Though this report will not be presented here except for brief excerpts and two pictures, details show this attitude toward drugs and women. “I used them,” he said, “the same as a person would say, ‘Have a drink.’ ” He asked a modeling agent to connect him with young women who were new in town and “financially not doing well.” In the deposition, Cosby seemed confident that his behavior did not constitute rape; he apparently saw little difference between buying someone dinner in pursuit of sex and drugging them to reach the same goal. As for consent, he said, “I think that I’m a pretty decent reader of people and their emotions in these romantic sexual things.”

In the ’60s, when the first alleged assault by Cosby occurred, rape was considered to be something violent committed by a stranger; acquaintance rape didn’t register as such, even for the women experiencing it. In the ’70s and ’80s, campus movements like Take Back the Night and “No Means No” helped raise awareness of the reality that 80 to 90 percent of victims know their attacker. Still, the culture of silence and shame lingers.

Now, in their own words, pictures, memories, and vids, are 35 of the, at-press time, 49 different victims of America's greatest alleged serial rapist. Here's how they came to be a victim of Bill Cosby.

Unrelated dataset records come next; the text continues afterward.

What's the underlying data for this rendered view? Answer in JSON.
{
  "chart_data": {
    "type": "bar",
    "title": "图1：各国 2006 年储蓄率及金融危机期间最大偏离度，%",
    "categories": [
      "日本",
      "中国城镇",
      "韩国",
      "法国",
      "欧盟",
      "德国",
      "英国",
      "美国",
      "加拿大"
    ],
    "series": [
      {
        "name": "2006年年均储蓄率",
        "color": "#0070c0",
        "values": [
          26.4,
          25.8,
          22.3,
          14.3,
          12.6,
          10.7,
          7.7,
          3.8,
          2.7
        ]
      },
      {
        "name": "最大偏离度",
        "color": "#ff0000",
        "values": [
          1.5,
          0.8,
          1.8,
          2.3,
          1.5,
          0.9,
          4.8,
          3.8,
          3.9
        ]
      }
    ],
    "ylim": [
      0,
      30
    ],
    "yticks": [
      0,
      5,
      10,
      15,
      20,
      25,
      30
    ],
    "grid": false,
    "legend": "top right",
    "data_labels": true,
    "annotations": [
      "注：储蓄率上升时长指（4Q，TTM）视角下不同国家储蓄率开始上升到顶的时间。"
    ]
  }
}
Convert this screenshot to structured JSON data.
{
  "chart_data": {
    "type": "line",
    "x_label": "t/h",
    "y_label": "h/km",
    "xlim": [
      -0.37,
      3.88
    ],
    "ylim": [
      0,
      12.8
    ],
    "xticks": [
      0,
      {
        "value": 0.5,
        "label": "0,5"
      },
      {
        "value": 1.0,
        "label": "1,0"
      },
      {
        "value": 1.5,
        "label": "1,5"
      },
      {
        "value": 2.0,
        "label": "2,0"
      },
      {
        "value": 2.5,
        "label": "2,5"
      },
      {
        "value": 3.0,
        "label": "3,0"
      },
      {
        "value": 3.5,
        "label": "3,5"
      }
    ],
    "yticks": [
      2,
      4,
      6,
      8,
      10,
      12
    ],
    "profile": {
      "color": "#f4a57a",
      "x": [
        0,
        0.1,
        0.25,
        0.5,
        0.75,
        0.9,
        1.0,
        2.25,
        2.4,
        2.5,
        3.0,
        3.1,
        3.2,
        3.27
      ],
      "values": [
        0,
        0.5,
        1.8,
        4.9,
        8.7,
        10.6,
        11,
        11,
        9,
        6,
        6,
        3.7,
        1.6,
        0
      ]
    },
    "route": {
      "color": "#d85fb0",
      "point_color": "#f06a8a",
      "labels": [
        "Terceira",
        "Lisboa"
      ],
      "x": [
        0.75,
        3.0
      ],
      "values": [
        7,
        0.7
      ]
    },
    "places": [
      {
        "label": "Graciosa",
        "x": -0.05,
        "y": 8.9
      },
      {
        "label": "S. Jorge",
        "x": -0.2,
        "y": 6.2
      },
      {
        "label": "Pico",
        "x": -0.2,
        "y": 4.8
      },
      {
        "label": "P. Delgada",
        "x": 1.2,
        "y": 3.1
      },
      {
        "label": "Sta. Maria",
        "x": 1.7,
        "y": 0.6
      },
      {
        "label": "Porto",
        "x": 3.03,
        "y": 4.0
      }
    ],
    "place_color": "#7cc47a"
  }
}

All 35 were interviewed separately, and yet their stories have remarkable similarities, in everything from their descriptions of the incidents to the way they felt in the aftermath. The women have found solace in their number — discovering that they hadn’t been alone, that there were others out there who believed them implicitly, with whom they didn’t need to be afraid of sharing the darkest details of their lives. They are scattered all over the country — ten different states are represented — and most of them had no contact with their fellow accusers until recently. But since reading about each other’s stories in the news, or finding one another on social media, or meeting in person at the photo shoots arranged by New York, many of the women have forged a bond. It is, as Tarshis calls it, “a sorrowful sisterhood.”